Das Aufsehen, welches die Schönheit der jungen Dame hervorrief, wurde noch durch die entgegengesetzten Eigenschaften ihres allgemein beneideten Begleiters erhöht, der mit seiner unansehnlichen kurzen, apoplektischen Gestalt, der trotz aller Kräfte des Friseurs sichtbaren Platte und seiner zwar äußerst gutmütigen aber gewöhnlichen Physiognomie allerdings neben einer so blendenden Erscheinung eine ziemlich klägliche Rolle spielen mußte, obgleich er nicht wenig eitel auf seine bewunderte Tänzerin schien. In der Nähe dieses ungleichen Paares, doch in dem Gedränge verborgen, stand ein eleganter Dragoneroffizier, dessen stattliche Figur noch durch den kurzen, knappen, hellblauen Waffenrock gehoben wurde.

Mutig und unternehmend bis zur Tollkühnheit, sorglos und leichtsinnig bis zur Frivolität, dabei geistreich und liebenswürdig, für jede edlere Regung leicht empfänglich, aber noch leichter zu jeder jugendlichen Verirrung geneigt, galt Baron von Brandenstein allgemein für einen ebenso galanten als unbeständigen Verehrer der Damenwelt, für einen angenehmen Gesellschafter und guten Kameraden, wie für einen schlechten Zahler und rücksichtslosen Lebemann. Mit diesen inneren Eigenschaften schien auch seine interessante äußere Erscheinung zu harmonieren, die hohe, freie Stirn, von glänzend weichen, kastanienbraunen Haaren umgeben, der kecke, herausfordernde Blick der scharfen, grauen Augen, die fein gebogene Adlernase und der sinnlich volle Mund, mit dem dunklen, kokett in die Höhe gedrehten Schnurrbart, vor allem aber ein eigentümlicher Zug von Blasiertheit und bedenklicher Uebersättigung in dem männlich schönen, nur etwas verlebten Gesicht.
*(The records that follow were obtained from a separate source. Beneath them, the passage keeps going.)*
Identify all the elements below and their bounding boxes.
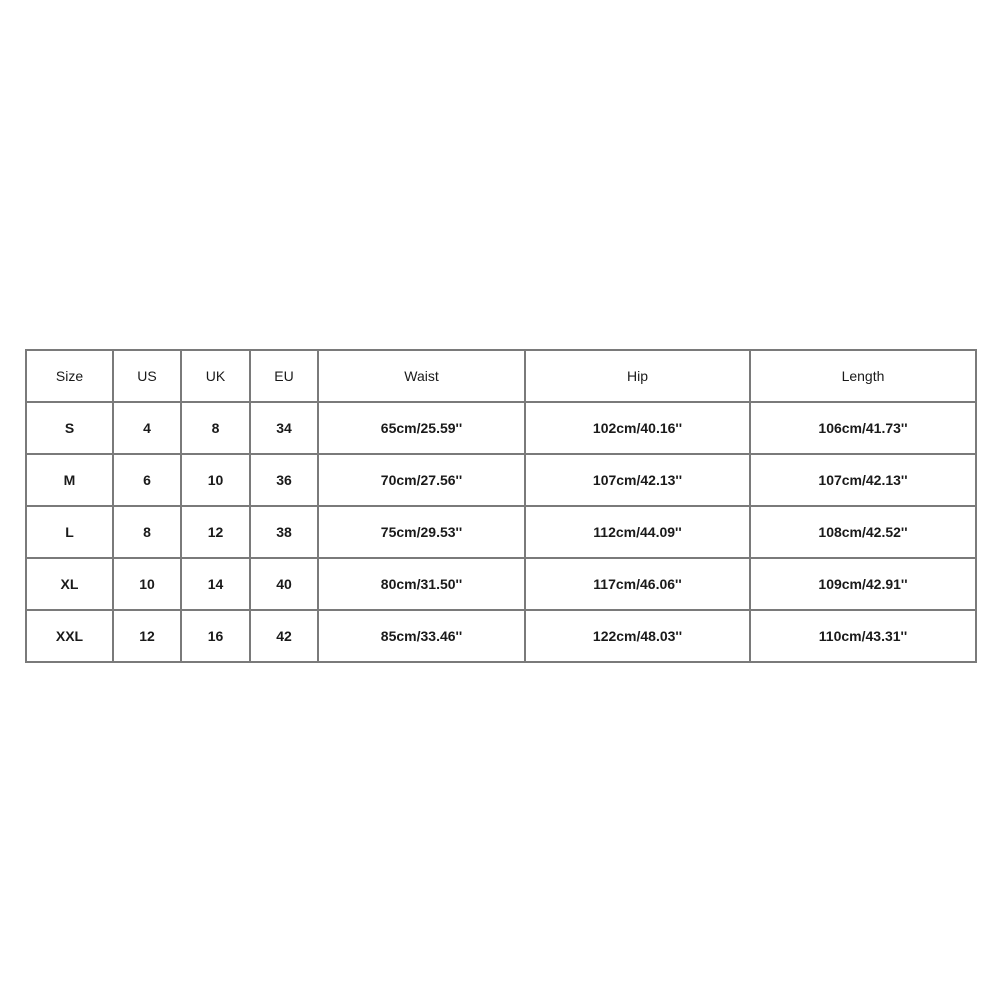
cell-length: 109cm/42.91'' — [750, 558, 976, 610]
cell-size: S — [26, 402, 113, 454]
cell-waist: 65cm/25.59'' — [318, 402, 525, 454]
header-hip: Hip — [525, 350, 750, 402]
table-header-row — [26, 350, 976, 402]
header-size: Size — [26, 350, 113, 402]
table-row — [26, 610, 976, 662]
cell-eu: 34 — [250, 402, 318, 454]
cell-waist: 75cm/29.53'' — [318, 506, 525, 558]
cell-uk: 8 — [181, 402, 250, 454]
cell-length: 110cm/43.31'' — [750, 610, 976, 662]
cell-us: 6 — [113, 454, 181, 506]
cell-size: XL — [26, 558, 113, 610]
table-row — [26, 402, 976, 454]
cell-size: M — [26, 454, 113, 506]
cell-hip: 107cm/42.13'' — [525, 454, 750, 506]
header-uk: UK — [181, 350, 250, 402]
cell-length: 108cm/42.52'' — [750, 506, 976, 558]
header-length: Length — [750, 350, 976, 402]
cell-uk: 16 — [181, 610, 250, 662]
cell-size: XXL — [26, 610, 113, 662]
header-waist: Waist — [318, 350, 525, 402]
cell-eu: 40 — [250, 558, 318, 610]
cell-hip: 112cm/44.09'' — [525, 506, 750, 558]
cell-eu: 38 — [250, 506, 318, 558]
cell-hip: 117cm/46.06'' — [525, 558, 750, 610]
cell-us: 8 — [113, 506, 181, 558]
cell-uk: 14 — [181, 558, 250, 610]
cell-waist: 80cm/31.50'' — [318, 558, 525, 610]
cell-us: 12 — [113, 610, 181, 662]
cell-eu: 42 — [250, 610, 318, 662]
cell-us: 10 — [113, 558, 181, 610]
cell-waist: 85cm/33.46'' — [318, 610, 525, 662]
header-eu: EU — [250, 350, 318, 402]
cell-uk: 10 — [181, 454, 250, 506]
table-row — [26, 558, 976, 610]
cell-hip: 102cm/40.16'' — [525, 402, 750, 454]
cell-uk: 12 — [181, 506, 250, 558]
table-row — [26, 506, 976, 558]
cell-eu: 36 — [250, 454, 318, 506]
cell-waist: 70cm/27.56'' — [318, 454, 525, 506]
cell-hip: 122cm/48.03'' — [525, 610, 750, 662]
size-chart-table — [25, 349, 977, 663]
cell-length: 107cm/42.13'' — [750, 454, 976, 506]
cell-length: 106cm/41.73'' — [750, 402, 976, 454]
cell-size: L — [26, 506, 113, 558]
table-row — [26, 454, 976, 506]
cell-us: 4 — [113, 402, 181, 454]
header-us: US — [113, 350, 181, 402]
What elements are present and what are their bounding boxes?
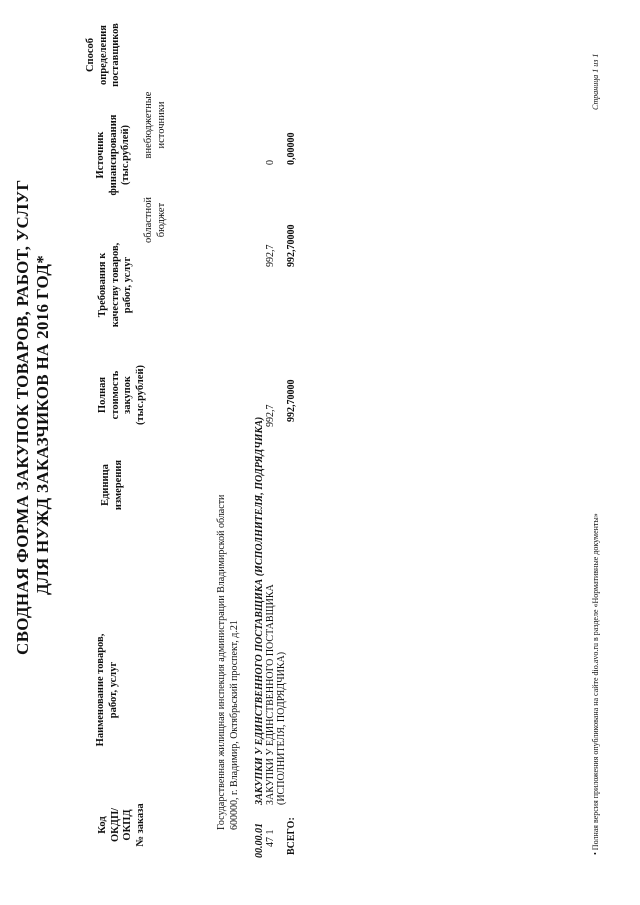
- footer-note: • Полная версия приложения опубликована на сайте dio.avo.ru в разделе «Нормативные документы»: [591, 513, 600, 855]
- row-name-line2: (ИСПОЛНИТЕЛЯ, ПОДРЯДЧИКА): [276, 651, 287, 805]
- total-label: ВСЕГО:: [286, 817, 297, 855]
- customer-address: 600000, г. Владимир, Октябрьский проспект, д.21: [229, 620, 240, 830]
- total-regional-value: 992,70000: [286, 224, 297, 267]
- section-code: 00.00.01: [254, 823, 265, 858]
- row-name-line1: ЗАКУПКИ У ЕДИНСТВЕННОГО ПОСТАВЩИКА: [265, 584, 276, 805]
- col-header-extrabudget: внебюджетные источники: [143, 91, 167, 159]
- customer-name: Государственная жилищная инспекция администрации Владимирской области: [216, 494, 227, 830]
- col-header-unit: Единица измерения: [100, 459, 124, 511]
- col-header-code: Код ОКДП/ ОКПД № заказа: [97, 803, 146, 847]
- col-header-method: Способ определения поставщиков: [85, 23, 122, 87]
- row-total-cost: 992,7: [265, 404, 276, 427]
- page-number: Страница 1 из 1: [591, 53, 600, 110]
- row-regional: 992,7: [265, 244, 276, 267]
- col-header-funding: Источник финансирования (тыс.рублей): [95, 114, 132, 196]
- row-extrabudget: 0: [265, 160, 276, 165]
- col-header-total-cost: Полная стоимость закупок (тыс.рублей): [97, 364, 146, 426]
- col-header-requirements: Требования к качеству товаров, работ, услуг: [97, 242, 134, 328]
- page-title: СВОДНАЯ ФОРМА ЗАКУПОК ТОВАРОВ, РАБОТ, УСЛУГ: [13, 179, 32, 655]
- col-header-name: Наименование товаров, работ, услуг: [95, 633, 119, 747]
- total-extrabudget-value: 0,00000: [286, 132, 297, 165]
- section-title: ЗАКУПКИ У ЕДИНСТВЕННОГО ПОСТАВЩИКА (ИСПОЛНИТЕЛЯ, ПОДРЯДЧИКА): [254, 416, 265, 805]
- col-header-regional-budget: областной бюджет: [143, 197, 167, 243]
- page-subtitle: ДЛЯ НУЖД ЗАКАЗЧИКОВ НА 2016 ГОД*: [33, 254, 52, 596]
- total-cost-value: 992,70000: [286, 379, 297, 422]
- row-code: 47 1: [265, 829, 276, 847]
In diesem Augenblick verfolgte der Baron mit sichtlichem Interesse unbemerkt jene reizende Dame, welche er nur zu gut zu kennen schien. So oft sie an der Seite ihres Tänzers an ihm vorüberschwebte, flog ein düsterer Schatten über seine bleiche Stirn; so oft der auffallende Herr ihre zarte Hand ergriff, seinen Arm um die schlanke Taille schlang, regte sich in dem Herzen des blasierten Offiziers ein stiller Neid, Eifersucht und Reue um ein verlorenes Glück, das er durch seine eigene Schuld verscherzt hatte. Jetzt erst, wo ein anderer sie ihm entrissen, wo sie die Verlobte jenes fremden Mannes war, fühlte er, wie sehr er sie geliebt, wie thöricht er gewesen. Noch nie war sie ihm so hinreißend schön, so begehrenswert erschienen, als seitdem sie ihn wegen seiner unverzeihlichen Untreue, wegen seines unverbesserlichen Leichtsinns aufgegeben und für immer mit ihm gebrochen hatte.

Es war die alte Geschichte, wie sie nur zu häufig sich wiederholt. Der Baron lernte die junge Dame, welche Agnes von Lingen hieß, in einer Gesellschaft kennen und verliebte sich in sie, vorläufig hoffnungslos, da sie kein Vermögen besaß und mit ihrer Mutter von der kleinen Witwenpension derselben lebte, während er einzig und allein auf seine Offiziersgage und die Unterstützungen eines reichen Onkels angewiesen war, den er einst zu beerben hoffte, obgleich der alte Herr sich einer unverwüstlichen Gesundheit erfreute und sich selbst noch mit Heiratsgedanken fortwährend trug. Aus diesem Grunde mußte das Verhältnis noch geheim gehalten werden und einstweilen vor der Welt verborgen bleiben.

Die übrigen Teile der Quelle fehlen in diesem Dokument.